Using the equation for Coulomb's Law, what happens to the force between two objects when you double the distance between them?
\large F=k\frac{q_1q_2}{r^2}
a
it quadruples
b
it doubles
c
it decreases by half
d
it decreases by 1/4
The correct answer is (d) it decreases by 1/4.
Coulomb's Law states that the force between two point charges is directly proportional to the product of the charges and inversely proportional to the square of the distance between them.
If the distance between the charges is doubled, the denominator of the fraction (r^2) is now four times larger than before. This means that the overall fraction is one-fourth of its original value. Therefore, the force between the charges decreases by a factor of 1/4.

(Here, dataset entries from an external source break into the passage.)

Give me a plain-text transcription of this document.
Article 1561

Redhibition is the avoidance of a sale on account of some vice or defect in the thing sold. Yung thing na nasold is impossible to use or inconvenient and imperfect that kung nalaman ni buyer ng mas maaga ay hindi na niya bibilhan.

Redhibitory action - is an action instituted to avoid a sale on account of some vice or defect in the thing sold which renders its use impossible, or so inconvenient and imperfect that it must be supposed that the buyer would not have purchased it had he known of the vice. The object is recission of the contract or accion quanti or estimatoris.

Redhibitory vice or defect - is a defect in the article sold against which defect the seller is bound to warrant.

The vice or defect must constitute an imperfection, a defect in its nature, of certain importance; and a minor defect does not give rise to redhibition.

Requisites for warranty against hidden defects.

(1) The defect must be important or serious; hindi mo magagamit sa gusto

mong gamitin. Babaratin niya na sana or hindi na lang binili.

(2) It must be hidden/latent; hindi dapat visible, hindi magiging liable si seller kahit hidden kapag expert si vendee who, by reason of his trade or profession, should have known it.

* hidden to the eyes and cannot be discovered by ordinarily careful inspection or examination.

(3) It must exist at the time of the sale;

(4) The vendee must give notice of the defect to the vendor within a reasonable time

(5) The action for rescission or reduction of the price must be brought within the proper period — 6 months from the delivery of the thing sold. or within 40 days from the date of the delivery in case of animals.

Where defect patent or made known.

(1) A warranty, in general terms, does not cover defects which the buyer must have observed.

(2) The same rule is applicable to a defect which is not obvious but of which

To determine what happens to the force between two objects when you double the distance between them using Coulomb's Law, we can simply analyze the equation:
\large F=k\frac{q_1q_2}{r^2}
Where:
- F represents the force between the two objects
- k is the electrostatic constant
- q1 and q2 are the charges of the objects
- r is the distance between the objects
Now, let's consider what happens when we double the distance (r) between the two objects. We can express this change as:
\large r_{\text{new}} = 2r_{\text{old}}
Substituting this new distance into the equation, we get:
\large F_{\text{new}} = k\frac{q_1q_2}{(2r_{\text{old}})^2}
Simplifying further:
\large F_{\text{new}} = k\frac{q_1q_2}{4r_{\text{old}}^2}
Notice that the denominator now contains 4 times the value of the original distance (r_old). Therefore, when we double the distance between the objects, the force (F) decreases by a factor of 4. This means that the force decreases by 1/4 of its original value.
So, the correct answer is:
d) it decreases by 1/4
According to Coulomb's Law, the force between two objects is inversely proportional to the square of the distance between them.
So, if you double the distance between two objects, the force between them will decrease by a factor of 1/4.
Therefore, the correct answer is option D: it decreases by 1/4.